Today I was looking at some code on the internets and eventually ended up looking at XML Pull parsers. I’m not a huge fan of XML. I feel it is bloated, too easy to abuse, and too easy to get things wrong. (in a nutshell, it’s overloaded).
Well, every now and then we actually have to deal with XML and in the past I did a little research and ended up using SAX style systems in my code. They are easy to implement, but I always felt a little put off by the design. You end up building lots of little state machines when the XML goes recusive.

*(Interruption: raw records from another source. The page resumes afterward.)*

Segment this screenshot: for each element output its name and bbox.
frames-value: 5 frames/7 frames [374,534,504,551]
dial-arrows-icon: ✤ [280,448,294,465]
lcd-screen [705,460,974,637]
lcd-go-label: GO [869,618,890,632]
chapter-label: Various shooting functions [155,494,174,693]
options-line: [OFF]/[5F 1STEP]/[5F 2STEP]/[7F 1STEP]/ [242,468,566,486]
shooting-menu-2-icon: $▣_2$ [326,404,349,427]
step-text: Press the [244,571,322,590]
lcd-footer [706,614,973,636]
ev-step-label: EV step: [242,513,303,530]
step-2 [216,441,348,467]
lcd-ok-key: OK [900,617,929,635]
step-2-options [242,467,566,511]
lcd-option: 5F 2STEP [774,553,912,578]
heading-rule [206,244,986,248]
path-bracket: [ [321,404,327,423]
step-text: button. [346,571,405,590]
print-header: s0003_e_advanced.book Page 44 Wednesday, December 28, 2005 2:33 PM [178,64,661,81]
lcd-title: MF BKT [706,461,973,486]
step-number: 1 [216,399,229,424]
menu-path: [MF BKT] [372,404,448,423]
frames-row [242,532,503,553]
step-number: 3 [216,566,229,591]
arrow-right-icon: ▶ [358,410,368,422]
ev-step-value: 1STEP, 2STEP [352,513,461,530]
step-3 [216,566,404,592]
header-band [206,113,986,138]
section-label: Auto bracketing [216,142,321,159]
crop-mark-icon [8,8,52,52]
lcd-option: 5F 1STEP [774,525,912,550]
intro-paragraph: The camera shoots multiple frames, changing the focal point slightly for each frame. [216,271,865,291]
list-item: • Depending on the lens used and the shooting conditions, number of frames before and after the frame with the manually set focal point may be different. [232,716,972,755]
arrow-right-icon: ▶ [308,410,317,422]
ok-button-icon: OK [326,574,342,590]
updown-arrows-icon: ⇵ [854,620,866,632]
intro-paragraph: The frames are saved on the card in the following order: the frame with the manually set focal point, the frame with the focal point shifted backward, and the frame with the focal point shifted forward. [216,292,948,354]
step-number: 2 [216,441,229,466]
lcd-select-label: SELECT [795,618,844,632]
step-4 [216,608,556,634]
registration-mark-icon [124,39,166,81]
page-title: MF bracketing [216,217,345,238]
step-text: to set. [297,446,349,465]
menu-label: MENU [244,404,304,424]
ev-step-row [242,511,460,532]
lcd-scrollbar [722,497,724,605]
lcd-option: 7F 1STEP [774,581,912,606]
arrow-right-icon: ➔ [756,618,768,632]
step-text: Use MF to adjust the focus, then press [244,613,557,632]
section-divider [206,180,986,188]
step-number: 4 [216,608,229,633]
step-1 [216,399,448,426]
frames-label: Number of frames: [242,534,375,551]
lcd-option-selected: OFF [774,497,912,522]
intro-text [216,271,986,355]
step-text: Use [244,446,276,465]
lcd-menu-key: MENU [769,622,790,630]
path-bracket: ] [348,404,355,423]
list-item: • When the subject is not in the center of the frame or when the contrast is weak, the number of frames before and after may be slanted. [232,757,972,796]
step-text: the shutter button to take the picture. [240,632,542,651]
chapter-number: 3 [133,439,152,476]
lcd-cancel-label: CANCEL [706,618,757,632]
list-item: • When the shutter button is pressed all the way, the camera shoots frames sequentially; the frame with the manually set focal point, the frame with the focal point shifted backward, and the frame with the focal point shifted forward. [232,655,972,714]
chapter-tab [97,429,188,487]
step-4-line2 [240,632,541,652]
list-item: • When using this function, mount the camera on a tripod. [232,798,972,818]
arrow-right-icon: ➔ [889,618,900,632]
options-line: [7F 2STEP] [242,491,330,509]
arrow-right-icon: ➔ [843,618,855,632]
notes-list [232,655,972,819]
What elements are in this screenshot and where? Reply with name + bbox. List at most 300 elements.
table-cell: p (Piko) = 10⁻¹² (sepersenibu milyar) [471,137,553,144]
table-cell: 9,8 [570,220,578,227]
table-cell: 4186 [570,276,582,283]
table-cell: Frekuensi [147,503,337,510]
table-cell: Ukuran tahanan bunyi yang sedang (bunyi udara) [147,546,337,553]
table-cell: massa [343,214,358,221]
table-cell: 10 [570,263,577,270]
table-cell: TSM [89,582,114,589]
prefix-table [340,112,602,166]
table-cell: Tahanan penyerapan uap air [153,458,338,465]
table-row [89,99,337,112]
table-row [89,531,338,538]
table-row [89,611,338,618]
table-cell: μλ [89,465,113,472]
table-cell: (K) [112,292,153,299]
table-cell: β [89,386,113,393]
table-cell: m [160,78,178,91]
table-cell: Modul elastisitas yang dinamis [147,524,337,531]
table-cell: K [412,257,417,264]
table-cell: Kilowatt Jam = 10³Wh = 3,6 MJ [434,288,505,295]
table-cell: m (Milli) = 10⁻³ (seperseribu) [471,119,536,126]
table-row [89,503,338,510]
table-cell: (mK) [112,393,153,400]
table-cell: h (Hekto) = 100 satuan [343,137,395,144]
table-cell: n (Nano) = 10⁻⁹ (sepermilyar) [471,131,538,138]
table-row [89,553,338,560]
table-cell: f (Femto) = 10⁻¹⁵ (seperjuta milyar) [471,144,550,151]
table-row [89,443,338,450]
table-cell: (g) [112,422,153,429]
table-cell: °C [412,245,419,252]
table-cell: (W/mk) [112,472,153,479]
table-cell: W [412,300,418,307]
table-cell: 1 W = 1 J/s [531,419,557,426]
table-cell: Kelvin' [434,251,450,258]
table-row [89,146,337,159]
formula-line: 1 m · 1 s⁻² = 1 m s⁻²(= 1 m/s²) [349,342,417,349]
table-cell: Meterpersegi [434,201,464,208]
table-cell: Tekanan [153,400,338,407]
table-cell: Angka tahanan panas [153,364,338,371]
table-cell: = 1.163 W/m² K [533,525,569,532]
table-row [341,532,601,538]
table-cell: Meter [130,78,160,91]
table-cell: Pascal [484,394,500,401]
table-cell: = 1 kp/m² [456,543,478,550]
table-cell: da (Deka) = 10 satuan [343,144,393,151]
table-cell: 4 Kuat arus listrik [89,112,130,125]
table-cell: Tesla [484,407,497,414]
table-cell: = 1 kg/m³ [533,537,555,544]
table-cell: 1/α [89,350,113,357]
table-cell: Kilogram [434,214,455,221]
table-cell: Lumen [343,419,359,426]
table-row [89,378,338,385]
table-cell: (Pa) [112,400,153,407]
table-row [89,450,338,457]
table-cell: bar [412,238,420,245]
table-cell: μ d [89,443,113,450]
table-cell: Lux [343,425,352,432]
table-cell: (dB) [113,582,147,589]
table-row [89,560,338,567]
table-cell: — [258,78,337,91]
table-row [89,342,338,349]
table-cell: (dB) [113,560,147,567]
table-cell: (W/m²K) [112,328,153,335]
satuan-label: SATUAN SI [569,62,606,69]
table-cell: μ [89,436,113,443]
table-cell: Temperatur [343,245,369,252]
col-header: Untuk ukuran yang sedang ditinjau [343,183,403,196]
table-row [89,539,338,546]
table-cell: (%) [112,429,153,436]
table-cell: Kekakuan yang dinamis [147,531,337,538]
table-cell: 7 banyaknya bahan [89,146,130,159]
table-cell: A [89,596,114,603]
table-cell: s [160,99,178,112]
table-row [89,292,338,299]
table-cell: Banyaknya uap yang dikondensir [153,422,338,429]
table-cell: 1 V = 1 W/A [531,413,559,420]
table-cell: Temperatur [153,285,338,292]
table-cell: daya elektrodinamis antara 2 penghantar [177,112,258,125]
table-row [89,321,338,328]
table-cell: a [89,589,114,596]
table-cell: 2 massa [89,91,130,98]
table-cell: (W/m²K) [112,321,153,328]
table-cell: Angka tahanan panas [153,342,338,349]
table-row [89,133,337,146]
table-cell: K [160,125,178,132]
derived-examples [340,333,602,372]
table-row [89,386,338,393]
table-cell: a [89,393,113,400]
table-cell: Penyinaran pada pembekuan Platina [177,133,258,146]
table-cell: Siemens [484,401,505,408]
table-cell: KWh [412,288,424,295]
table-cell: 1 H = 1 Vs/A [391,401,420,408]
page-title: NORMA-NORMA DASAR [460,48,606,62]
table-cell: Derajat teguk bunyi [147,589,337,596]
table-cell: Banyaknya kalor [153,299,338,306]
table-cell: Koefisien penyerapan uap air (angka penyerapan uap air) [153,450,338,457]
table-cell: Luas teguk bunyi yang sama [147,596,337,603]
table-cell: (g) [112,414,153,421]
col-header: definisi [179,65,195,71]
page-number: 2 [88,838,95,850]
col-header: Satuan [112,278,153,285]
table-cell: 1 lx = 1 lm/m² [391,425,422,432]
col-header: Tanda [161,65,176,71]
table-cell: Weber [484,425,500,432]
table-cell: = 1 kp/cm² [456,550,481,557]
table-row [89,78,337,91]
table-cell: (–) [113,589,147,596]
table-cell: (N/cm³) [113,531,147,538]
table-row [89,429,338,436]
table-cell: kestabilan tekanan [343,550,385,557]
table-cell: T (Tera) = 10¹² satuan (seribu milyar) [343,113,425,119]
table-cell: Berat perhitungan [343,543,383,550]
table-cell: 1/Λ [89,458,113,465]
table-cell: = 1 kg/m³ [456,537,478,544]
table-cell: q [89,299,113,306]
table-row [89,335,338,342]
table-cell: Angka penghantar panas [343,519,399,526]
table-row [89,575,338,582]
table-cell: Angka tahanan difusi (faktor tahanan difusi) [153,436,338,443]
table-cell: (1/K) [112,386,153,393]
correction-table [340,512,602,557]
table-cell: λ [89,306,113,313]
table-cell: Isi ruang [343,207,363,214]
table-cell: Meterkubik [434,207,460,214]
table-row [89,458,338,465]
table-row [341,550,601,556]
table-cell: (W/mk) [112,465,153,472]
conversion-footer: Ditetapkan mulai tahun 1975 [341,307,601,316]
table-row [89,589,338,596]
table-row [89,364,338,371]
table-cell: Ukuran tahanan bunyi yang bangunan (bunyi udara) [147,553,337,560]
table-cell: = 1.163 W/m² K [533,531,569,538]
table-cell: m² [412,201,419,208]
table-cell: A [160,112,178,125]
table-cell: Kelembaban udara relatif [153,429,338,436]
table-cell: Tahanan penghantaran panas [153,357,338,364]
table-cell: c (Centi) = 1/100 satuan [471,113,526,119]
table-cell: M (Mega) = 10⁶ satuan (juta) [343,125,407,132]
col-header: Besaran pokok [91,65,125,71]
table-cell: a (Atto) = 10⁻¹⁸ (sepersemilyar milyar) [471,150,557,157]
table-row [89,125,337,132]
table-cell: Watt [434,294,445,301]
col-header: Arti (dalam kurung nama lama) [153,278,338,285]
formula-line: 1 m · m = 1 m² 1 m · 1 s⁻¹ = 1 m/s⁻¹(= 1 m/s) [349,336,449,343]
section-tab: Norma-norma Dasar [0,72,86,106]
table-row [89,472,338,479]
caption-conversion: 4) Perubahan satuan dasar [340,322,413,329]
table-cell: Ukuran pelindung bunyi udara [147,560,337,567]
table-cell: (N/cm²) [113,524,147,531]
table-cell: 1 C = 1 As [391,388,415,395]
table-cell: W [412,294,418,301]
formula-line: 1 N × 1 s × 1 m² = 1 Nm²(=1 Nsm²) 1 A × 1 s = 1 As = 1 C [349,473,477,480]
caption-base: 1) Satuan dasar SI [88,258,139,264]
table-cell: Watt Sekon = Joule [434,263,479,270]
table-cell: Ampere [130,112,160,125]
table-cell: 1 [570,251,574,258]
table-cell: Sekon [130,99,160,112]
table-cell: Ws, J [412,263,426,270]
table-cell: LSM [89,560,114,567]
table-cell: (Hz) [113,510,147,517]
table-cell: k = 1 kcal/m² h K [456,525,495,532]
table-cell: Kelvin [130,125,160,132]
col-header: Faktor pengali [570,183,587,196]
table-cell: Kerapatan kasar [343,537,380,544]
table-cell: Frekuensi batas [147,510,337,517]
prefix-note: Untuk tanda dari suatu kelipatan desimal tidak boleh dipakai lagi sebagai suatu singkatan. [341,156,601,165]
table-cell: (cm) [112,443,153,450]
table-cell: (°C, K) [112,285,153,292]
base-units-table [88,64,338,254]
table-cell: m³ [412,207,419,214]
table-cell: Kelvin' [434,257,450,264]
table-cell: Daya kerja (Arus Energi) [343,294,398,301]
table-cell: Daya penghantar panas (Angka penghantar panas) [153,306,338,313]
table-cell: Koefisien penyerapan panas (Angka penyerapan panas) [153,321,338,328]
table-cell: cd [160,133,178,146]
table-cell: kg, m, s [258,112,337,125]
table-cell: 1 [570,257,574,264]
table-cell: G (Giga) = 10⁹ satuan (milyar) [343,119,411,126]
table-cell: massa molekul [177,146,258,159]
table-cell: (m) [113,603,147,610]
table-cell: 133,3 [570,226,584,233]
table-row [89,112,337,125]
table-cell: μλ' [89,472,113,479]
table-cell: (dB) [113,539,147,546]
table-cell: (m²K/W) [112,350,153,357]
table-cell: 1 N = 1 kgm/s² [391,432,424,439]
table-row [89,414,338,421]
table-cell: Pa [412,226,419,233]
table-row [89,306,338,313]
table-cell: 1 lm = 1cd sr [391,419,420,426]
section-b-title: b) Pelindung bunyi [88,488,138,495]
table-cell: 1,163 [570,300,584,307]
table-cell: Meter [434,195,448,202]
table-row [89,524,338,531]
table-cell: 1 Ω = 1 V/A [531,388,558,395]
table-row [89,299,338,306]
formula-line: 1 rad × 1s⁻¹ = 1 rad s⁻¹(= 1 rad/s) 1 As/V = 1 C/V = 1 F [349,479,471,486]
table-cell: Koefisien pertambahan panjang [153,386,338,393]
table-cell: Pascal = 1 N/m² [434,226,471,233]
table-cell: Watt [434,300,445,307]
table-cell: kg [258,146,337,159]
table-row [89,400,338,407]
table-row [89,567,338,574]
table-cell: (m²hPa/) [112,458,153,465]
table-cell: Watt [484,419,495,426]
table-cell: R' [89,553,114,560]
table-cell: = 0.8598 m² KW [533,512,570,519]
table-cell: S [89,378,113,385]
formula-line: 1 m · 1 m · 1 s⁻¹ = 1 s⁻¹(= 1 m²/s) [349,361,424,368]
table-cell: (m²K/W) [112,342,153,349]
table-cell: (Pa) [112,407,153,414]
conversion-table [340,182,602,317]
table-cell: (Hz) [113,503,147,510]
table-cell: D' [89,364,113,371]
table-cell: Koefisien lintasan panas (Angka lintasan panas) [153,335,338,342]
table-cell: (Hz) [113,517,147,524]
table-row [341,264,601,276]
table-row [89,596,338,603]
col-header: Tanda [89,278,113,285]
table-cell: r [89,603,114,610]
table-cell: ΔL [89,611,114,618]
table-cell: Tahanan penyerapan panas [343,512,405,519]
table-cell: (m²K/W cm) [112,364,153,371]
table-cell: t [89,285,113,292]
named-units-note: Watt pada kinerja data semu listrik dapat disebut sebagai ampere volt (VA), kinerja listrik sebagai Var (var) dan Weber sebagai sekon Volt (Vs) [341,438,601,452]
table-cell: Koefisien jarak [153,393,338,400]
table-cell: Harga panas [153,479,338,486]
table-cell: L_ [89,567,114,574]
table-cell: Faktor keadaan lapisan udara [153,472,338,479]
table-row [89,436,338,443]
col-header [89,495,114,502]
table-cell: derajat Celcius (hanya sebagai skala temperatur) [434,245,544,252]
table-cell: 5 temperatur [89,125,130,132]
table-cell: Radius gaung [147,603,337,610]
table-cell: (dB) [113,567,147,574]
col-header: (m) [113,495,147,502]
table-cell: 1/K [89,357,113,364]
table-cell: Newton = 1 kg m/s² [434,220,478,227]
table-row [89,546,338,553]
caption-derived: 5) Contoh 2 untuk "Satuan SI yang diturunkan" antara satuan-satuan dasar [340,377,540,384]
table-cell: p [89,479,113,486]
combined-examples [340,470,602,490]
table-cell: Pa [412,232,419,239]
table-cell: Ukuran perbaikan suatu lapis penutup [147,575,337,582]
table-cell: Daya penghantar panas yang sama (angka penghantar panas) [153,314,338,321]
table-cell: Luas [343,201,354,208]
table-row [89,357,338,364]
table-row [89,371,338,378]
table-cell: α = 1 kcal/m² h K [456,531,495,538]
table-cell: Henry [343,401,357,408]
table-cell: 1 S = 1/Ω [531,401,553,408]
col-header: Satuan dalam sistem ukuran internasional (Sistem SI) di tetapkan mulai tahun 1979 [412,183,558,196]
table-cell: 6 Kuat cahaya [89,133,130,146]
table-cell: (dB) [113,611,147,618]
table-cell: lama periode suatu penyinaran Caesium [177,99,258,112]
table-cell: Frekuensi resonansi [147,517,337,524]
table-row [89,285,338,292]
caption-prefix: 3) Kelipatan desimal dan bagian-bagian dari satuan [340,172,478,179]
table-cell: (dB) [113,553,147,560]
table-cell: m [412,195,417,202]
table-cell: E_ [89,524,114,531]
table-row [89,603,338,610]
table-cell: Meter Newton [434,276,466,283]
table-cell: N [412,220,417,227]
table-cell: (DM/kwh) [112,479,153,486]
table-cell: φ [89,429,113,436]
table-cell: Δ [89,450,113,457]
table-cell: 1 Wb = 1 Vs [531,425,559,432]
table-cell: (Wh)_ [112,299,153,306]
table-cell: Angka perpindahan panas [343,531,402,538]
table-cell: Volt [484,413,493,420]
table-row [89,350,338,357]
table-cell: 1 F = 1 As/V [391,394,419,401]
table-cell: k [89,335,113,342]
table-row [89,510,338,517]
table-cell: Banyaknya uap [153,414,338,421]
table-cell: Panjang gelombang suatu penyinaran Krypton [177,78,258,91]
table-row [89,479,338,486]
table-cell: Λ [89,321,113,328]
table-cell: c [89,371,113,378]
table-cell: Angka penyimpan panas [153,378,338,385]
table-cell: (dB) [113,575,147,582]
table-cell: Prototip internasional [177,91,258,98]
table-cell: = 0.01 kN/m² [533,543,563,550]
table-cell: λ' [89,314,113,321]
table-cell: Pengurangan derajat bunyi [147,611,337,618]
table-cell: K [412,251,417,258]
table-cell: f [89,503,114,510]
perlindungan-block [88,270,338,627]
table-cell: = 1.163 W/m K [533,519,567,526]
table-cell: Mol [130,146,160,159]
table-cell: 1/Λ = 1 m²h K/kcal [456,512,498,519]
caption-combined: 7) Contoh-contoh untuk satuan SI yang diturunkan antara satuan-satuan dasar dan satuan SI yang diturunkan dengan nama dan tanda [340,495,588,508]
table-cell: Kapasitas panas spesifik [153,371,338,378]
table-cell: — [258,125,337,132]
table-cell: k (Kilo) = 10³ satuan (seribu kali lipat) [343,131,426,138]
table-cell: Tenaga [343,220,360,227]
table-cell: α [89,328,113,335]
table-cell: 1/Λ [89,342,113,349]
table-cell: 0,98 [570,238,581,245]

Today, I got out of my hole and discovered another form of XML Parsing called Pull-Parsing. These are also called Streaming XML Parsers. They have the usual problems (unable to validate perfectly), But they have a light memory footprint, approval from the XML gods as ‘the way’, they are the official built-in parser for C#, and they are fast.
The main reason I like the API is slightly different. I like the design. Many moons ago, when I wrote a compiler for a prototype-based language called Cel, I wrote a recursive decent parser. When I look at the XML-Pull API, it looks almost exactly like the lexer interface that I had in the parser. I got my design from the compiler Dragon book. It’s a good design that makes dealing with complexity much easier since they strike the proper balance between generator and a consumer states and responsibilites.
When I do my next project, and I use XML, (probably C#), I’ll use this.